When RAID 10 is SLOWER than RAID 1, why

delldell-percoracle-11graid

We have a new Dell 2950 with PERC 6/e and 14 external SAS 15K 73GB drives. An Oracle 11g database job takes 3 hours to run with the drives set as hardware RAID 10 (striped across 7 mirrored pairs). The database size is about 26GB. The same job running on just two drives in RAID 1 takes only 1 hour. OS is Win 2008 R2.

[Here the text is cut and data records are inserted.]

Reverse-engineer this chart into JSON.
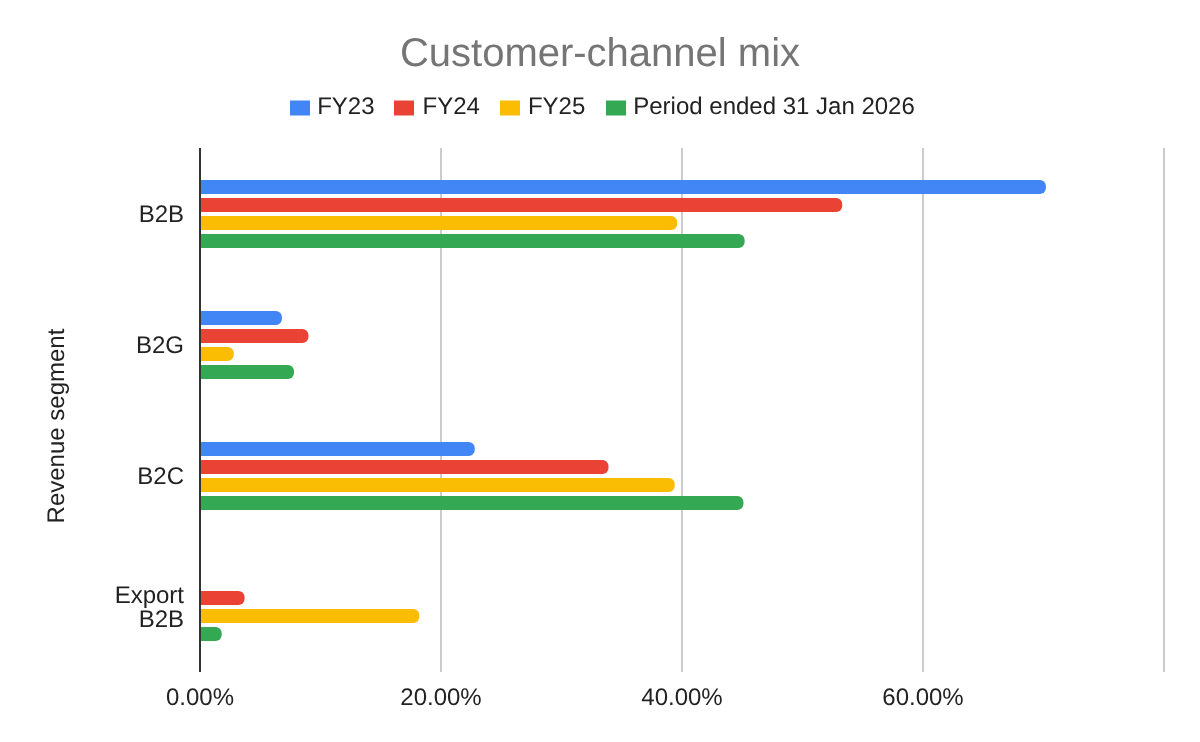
{
  "chart_data": {
    "type": "bar",
    "orientation": "horizontal",
    "title": "Customer-channel mix",
    "ylabel": "Revenue segment",
    "categories": [
      "B2B",
      "B2G",
      "B2C",
      "Export B2B"
    ],
    "series": [
      {
        "name": "FY23",
        "color": "#4285f4",
        "values": [
          70.2,
          6.8,
          22.8,
          0
        ]
      },
      {
        "name": "FY24",
        "color": "#ea4335",
        "values": [
          53.3,
          9.0,
          33.9,
          3.7
        ]
      },
      {
        "name": "FY25",
        "color": "#fbbc04",
        "values": [
          39.6,
          2.8,
          39.4,
          18.2
        ]
      },
      {
        "name": "Period ended 31 Jan 2026",
        "color": "#34a853",
        "values": [
          45.2,
          7.8,
          45.1,
          1.8
        ]
      }
    ],
    "xlim": [
      0,
      80
    ],
    "xticks": [
      {
        "value": 0,
        "label": "0.00%"
      },
      {
        "value": 20,
        "label": "20.00%"
      },
      {
        "value": 40,
        "label": "40.00%"
      },
      {
        "value": 60,
        "label": "60.00%"
      },
      {
        "value": 80,
        "label": null
      }
    ],
    "grid": "x",
    "legend": "top"
  }
}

Before we change the RAID level (with considerable downtime) on the production box, does anyone know why we're seeing this odd result, and if there's a better way to fix it?

ADDED INFO

PERC 6/e should be running the latest firmware and cache battery OK.

FINALLY, THE REAL STORY

After speaking w/the DBA, my face is red. Turns out the RAID 1 is seven RAID 1 volumes of two drives each. The data tables and indices were assigned to each volume to minimize contention. Apparently a good DBA can get more performance from 14 drives than a RAID 10 controller striping blindly across them without regard for file access patterns. Some SANs claim to intelligently migrate files to improve performance, but if there's a bake-off anytime soon, my money's on our DBA!

Best Answer

I think user71281 implies that your RAID controller (or driver) is messing up. When you go through the RAID setup of your controller (or driver), a RAID10 setup should never be slower then a simple RAID1.

Your RAID solution has either allowed you to setup an extremely inefficient RAID10 array, or you have uncovered a bug. Maybe performance improves with an 8th pair? Or maybe when you reduce the setup to 4 pairs? This last option may mean you have to upgrade to 146GB disks.

But I'd check for firmware updates first, and check how much RAM is on the RAID card. It didn't switch off its caching function because of a dead BBU (battery backup unit), did it?